Japan surrendered six days later. The United States justified the bombings by arguing that to have taken Japan by conventional force would have greatly multiplied the losses all round. Japanese troops viewed surrender as being a dishonourable act and would fight to the death. For example, when US marines landed on Okinawa a few months earlier they had met fierce resistance. They lost 12,000 men: the Japanese, 100,000 soldiers and 70,000 civilians. The US reckoned that to take the next major island, Kyushu, may have led to the loss of up to a quarter of a million of their own men alone.

 Not everyone agreed. Fleet Admiral William Leahy, Chair of the Joint Chiefs of Staff, said: “It is my opinion that the use of this barbarous weapon at Hiroshima and Nagasaki was of no material assistance in our war against Japan. The Japanese were almost defeated and ready to surrender… In being the first to use it, we adopted an ethical standard common to the barbarians of the Dark Ages.”

Undoubtedly, the decision to use the two atomic bombs was also aimed at chastening Russia in the Cold War which had just begun.

Both Charles Sweeney and Paul Tibbets had no regrets.
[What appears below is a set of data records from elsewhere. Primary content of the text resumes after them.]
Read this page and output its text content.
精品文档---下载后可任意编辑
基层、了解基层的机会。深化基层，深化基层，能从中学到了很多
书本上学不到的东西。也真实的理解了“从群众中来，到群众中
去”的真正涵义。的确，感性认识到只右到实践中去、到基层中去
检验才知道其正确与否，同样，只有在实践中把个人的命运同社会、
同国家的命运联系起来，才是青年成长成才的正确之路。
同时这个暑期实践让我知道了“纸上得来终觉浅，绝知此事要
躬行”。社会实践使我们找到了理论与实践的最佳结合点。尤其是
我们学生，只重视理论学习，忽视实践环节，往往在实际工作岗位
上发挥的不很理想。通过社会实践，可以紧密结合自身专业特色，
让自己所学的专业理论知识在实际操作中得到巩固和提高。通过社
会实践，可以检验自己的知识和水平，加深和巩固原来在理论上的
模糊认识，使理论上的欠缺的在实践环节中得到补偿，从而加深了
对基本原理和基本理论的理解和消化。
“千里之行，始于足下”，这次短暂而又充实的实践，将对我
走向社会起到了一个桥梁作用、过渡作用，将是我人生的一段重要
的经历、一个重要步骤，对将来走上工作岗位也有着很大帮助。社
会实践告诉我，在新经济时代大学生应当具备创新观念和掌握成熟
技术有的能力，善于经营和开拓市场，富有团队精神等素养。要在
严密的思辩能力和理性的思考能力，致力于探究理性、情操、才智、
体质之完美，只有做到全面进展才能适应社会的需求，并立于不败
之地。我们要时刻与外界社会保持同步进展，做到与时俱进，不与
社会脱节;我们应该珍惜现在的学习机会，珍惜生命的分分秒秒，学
A few weeks after the war ended, Sweeney returned to the scene of the crime, Nagasaki, with Tibbets. “I took no pride or pleasure then, nor do I take any now, in the brutality of war, whether suffered by my people or those of another nation,” he wrote. “Every life is precious. But I felt no remorse or guilt that I had bombed the city where I stood.”

No remorse or guilt. What a frightening indictment of humanity’s inhumanity. Sweeney died last week, aged 84, a retired Air Force general. He lived a happy, unperturbed life and was buried after Requiem Mass last Tuesday.

Witnessing the Japanese signing the instruments of surrender, General Douglas MacArthur said: “Let us pray that peace be now restored to the world and that God preserve it always.”

Sweeney’s bomb turned God into an American.